A total of seven Sacramento State players have played in the professional ranks during Strahan’s tenure. That includes Jamie Schloredt and Izmena Cabrera, who both played for the National Pro Fastpitch League’s (NPF) Chicago Bandits in the summer of 2009. Cabrera was also selected to play for Puerto Rico’s national team in 2009.
Winkler went on to win a NPF championship with the New England Riptide in the summer of 2006. Former Hornet Katie Cichy was drafted in 1999 by the Durham Dragons of the Women’s Professional Softball League in the third round (15th overall pick). In 2003, Nicole Deatherage was drafted by the Sacramento Sunbirds of the National Pro Fastpitch League, and Gina Givogri won a gold medal at the 1994 Pan American Games while playing for the United States.
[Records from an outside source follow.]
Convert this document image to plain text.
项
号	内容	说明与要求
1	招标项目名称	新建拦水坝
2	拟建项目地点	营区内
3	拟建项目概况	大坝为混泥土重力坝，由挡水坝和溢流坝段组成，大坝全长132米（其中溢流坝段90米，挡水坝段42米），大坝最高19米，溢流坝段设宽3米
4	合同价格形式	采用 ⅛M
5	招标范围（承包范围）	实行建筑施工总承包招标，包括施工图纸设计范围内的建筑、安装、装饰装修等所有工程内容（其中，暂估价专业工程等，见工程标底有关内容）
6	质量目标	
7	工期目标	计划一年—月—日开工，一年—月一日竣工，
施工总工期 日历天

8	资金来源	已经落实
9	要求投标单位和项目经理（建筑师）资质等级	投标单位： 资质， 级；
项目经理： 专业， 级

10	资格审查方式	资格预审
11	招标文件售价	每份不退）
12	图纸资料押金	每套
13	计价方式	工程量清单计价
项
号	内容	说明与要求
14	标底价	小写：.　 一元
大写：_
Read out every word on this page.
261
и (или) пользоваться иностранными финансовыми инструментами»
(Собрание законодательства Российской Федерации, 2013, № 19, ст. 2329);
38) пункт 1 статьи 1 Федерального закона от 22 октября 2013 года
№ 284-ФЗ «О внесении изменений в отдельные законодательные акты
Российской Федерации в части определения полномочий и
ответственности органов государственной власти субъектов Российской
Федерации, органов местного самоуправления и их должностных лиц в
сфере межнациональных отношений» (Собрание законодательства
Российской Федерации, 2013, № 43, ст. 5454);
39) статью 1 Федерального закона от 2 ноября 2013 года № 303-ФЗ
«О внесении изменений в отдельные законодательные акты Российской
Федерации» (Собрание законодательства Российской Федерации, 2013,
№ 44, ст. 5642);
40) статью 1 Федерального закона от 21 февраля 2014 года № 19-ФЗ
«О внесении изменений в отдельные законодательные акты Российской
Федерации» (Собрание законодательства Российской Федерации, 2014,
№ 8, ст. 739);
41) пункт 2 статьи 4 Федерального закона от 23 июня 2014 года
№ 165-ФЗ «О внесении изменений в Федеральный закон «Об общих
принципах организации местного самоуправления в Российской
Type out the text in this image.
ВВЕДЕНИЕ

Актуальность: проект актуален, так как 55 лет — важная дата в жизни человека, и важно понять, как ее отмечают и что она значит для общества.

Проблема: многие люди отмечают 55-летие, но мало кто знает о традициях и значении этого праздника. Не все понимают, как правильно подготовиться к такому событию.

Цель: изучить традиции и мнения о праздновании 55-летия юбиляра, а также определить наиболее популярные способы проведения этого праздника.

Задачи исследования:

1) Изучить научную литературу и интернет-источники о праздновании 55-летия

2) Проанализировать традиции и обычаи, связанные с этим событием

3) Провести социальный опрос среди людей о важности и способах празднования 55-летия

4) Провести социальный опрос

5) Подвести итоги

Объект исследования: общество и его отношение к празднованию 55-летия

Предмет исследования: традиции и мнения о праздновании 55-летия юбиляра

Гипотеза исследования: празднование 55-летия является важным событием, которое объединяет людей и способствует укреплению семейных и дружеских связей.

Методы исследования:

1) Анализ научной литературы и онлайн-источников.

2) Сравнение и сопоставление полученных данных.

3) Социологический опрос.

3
The 1989 Big West co-Coach of the Year, Strahan posted a 201-187-1 record in seven years (1986-92) at San Jose State. During that span, Strahan’s teams had just two losing seasons. Under her direction, the Spartans arrived on the national scene in 1990, finishing 34-28 and earning the program’s first-ever NCAA postseason berth. San Jose State also made its first-ever appearance in the national top 20, earning the 11th spot and remaining in the top 20 all season long.
In 1992, the Spartans finished 33-24 and advanced to the NCAA West Regional. San Jose State climbed as high as ninth that year, finishing 13th in the final NCAA poll, duplicating the team’s 1991 national finish after a 32-24-1 season. Her San Jose State teams won 30 or more games each of her last four seasons and won 20 or more each season of her seven-year tenure.
Strahan began her head coaching career at Cal State Dominguez Hills in 1984. After a 10-34 season, she led the Toros to a 36-24 record and a national ranking as high as sixth during the 1985 season.
Prior to her stint at Cal State Dominguez Hills, Strahan spent four years as an assistant coach at Santa Monica Community College (1983), Housatonic Community College (1982) and Michigan State (1980-81).
Strahan was a shortstop for the Raybestos Brakettes of Stratford, Conn., the Amateur Softball Association (ASA) national champions in 1977, ‘78 and ‘80. She was also a member of the United States gold-medal winning team at the 1979 Pan American games, while also playing with the 1978 U.S. World Championships team.
A standout softball and basketball player at Michigan State, she was a member of the 1976 Michigan State AIAW national championship team. Strahan was inducted into the Michigan Amateur Softball Association’s Hall of Fame in 1995. Six years later, in 2001, Strahan was inducted into the Greater Lansing Area Sports Hall of Fame. She was then inducted into the Greater Lansing Area Sports Hall of Fame again on July 25, 2013, as a member of the 1974-75 Lansing Laurels Fastpitch softball squad.
Strahan served on the NCAA Regional Softball Committee for five seasons and the USA Today Softball Poll ranking committee. She was also a member of the Pacific Region softball committee and the NCAA certification committee.
Strahan earned her bachelor’s (1979) and master’s (1982) degrees from Michigan State in physical education, graduating with honors both times. In addition, she authored a 224-page book, Coaching Girls Softball, detailing how to coach softball to girls ages 7-13.